Студента не было дома. Ипполит Матвеевич зажег спичку. На дверях висела записка: «Буду не раньше 9 ч. Пантелей».

– Не беда, – сказал Остап, – я знаю, где ключ.

Он пошарил под несгораемой кассой, достал ключ и открыл дверь.

Комната студента Иванопуло была точно такого же размера, как и Колина, но зато угловая. Одна стена ее была каменная, чем студент очень гордился. Ипполит Матвеевич с огорчением заметил, что у студента не было даже матраца.

– Отлично устроимся, – сказал Остап, – приличная кубатура для Москвы. Если мы уляжемся все втроем на полу, то даже останется немного места.
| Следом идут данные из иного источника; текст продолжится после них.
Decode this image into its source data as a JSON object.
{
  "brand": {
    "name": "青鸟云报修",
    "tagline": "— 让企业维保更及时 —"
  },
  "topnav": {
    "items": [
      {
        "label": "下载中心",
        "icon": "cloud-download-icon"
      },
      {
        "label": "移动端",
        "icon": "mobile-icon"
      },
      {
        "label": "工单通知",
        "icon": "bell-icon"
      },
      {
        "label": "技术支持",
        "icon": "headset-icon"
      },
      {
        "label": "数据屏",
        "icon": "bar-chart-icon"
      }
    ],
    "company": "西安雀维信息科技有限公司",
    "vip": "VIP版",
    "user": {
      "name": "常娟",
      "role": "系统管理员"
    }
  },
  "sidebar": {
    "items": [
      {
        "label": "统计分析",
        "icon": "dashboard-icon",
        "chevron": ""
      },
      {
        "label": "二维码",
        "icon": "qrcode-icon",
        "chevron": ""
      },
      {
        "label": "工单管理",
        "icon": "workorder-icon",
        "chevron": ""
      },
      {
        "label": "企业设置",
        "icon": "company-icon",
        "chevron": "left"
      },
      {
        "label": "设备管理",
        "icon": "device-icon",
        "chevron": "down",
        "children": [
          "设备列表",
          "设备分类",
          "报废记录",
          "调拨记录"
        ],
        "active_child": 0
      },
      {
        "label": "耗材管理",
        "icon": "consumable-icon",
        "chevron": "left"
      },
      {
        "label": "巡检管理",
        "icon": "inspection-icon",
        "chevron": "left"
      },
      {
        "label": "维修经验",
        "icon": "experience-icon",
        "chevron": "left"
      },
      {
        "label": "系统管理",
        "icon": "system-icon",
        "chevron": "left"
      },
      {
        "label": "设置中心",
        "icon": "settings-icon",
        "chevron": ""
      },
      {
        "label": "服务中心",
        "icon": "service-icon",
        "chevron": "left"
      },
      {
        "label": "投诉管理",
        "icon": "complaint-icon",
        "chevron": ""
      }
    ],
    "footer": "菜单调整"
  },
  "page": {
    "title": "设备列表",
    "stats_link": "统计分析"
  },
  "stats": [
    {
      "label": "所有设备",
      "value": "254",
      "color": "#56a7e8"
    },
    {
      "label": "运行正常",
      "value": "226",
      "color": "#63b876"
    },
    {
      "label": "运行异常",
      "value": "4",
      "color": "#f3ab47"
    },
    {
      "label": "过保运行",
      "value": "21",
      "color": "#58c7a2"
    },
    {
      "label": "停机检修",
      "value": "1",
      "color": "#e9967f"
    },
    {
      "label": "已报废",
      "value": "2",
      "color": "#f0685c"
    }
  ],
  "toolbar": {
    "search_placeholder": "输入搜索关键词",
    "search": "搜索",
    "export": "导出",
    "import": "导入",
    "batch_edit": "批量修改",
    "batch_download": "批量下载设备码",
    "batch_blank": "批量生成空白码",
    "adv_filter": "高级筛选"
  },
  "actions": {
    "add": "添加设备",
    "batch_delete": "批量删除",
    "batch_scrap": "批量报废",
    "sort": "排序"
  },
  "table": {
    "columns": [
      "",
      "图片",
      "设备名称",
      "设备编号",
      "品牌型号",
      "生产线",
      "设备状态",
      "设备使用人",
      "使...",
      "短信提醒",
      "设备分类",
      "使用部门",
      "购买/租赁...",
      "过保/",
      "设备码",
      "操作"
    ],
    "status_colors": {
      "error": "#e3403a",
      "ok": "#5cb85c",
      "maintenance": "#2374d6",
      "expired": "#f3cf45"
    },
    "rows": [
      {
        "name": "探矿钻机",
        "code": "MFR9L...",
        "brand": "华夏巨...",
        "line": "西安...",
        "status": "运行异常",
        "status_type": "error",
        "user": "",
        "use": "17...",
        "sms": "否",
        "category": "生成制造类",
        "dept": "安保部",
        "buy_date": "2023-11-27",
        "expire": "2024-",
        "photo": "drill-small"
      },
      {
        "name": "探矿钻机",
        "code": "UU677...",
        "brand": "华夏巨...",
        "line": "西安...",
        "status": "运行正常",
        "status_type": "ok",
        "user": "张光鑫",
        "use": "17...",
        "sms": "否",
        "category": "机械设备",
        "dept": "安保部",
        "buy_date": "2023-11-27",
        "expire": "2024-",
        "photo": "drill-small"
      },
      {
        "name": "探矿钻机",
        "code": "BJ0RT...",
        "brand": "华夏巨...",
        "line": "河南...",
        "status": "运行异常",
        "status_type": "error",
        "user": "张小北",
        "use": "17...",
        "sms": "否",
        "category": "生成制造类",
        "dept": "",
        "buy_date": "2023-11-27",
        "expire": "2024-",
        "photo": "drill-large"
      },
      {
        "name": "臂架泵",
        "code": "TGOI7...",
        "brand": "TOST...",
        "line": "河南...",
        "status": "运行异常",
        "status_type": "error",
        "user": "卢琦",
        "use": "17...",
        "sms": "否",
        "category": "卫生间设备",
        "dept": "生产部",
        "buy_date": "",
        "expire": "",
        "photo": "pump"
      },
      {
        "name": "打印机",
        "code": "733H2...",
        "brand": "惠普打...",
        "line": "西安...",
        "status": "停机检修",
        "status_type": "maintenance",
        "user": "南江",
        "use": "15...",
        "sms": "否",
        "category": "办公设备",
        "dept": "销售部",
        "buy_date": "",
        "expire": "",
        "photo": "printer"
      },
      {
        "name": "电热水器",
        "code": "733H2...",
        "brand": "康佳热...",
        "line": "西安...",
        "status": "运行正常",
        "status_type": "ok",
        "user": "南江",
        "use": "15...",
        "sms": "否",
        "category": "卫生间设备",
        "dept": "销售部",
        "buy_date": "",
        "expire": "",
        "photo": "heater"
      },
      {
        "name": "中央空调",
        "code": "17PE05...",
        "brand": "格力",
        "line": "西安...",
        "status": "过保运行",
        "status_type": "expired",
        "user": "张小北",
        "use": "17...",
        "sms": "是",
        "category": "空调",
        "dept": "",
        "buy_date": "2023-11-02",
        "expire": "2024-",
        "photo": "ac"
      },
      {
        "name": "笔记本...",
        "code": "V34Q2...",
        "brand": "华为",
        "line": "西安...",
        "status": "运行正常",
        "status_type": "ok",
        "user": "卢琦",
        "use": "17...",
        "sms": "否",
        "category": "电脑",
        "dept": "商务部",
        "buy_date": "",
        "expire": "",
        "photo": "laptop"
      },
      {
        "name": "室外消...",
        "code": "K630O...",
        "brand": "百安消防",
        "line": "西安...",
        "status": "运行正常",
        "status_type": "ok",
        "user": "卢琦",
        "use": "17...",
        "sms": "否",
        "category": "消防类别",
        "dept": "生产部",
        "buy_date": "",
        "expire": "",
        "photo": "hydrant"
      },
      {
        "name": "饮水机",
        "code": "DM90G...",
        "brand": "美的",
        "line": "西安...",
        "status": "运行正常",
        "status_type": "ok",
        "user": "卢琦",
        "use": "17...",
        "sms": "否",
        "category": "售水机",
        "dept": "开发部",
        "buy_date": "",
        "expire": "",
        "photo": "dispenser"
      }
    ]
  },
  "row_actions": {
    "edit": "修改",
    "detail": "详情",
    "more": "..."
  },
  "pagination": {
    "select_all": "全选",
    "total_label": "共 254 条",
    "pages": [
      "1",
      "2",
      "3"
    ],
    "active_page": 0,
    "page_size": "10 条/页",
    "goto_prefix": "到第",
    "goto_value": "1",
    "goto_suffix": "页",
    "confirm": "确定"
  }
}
А Пантелей – сукин сын! Куда он девал матрац, интересно знать?

Окно выходило в переулок. Там ходил милиционер. Напротив, в домике, построенном на манер готической башни, помещалось посольство крохотной державы. За железной решеткой играли в теннис. Летал белый мячик. Слышались короткие возгласы.

– Аут, – сказал Остап, – класс игры невысокий. Однако давайте отдыхать.

Концессионеры разостлали на полу газеты. Ипполит Матвеевич вынул подушку-думку, которую возил с собой.

Не успели они как следует улечься на телеграммах и хронике театральной жизни, как в соседней комнате послышался шум раскрываемого окна, и сосед Пантелея вызывающе крикнул теннисистам:

– Да здравствует Советская Республика! Долой хищ-ни-ков им-периа-лиз-ма!

Крики эти повторялись минут десять. Остап удивился и поднялся с полу.

– Что это за коллекционер хищников?

Высунувшись за подоконник, он посмотрел вправо и увидел у соседнего окна двух молодых людей. Он сразу заметил, что они кричат о хищниках только тогда, когда мимо их окна проходит милиционер с поста у посольства. Милиционер озабоченно поглядывал то на молодых людей, то за решетку, где играли в теннис. Положение его было тяжелое. Крики о хищниках все продолжались, и он не знал, что предпринять. С одной стороны, эти возгласы были вполне естественны и не заключали в себе ничего непристойного. А с другой стороны, хищники в белых штанах, игравшие за решеткой в теннис, могли принять это на свой счет и обидеться. Не будучи в состоянии разобраться в создавшейся конъюнктуре, милиционер умоляюще смотрел на молодых людей и кончил тем, что накинулся на обоз и велел ему заворачивать. Дипломатическое затруднение наконец закончилось. К молодым людям пришли гости, и соседи занялись громогласным решением шахматной задачи.

Остап повалился на телеграммы и заснул. Ипполит Матвеевич спал уже давно.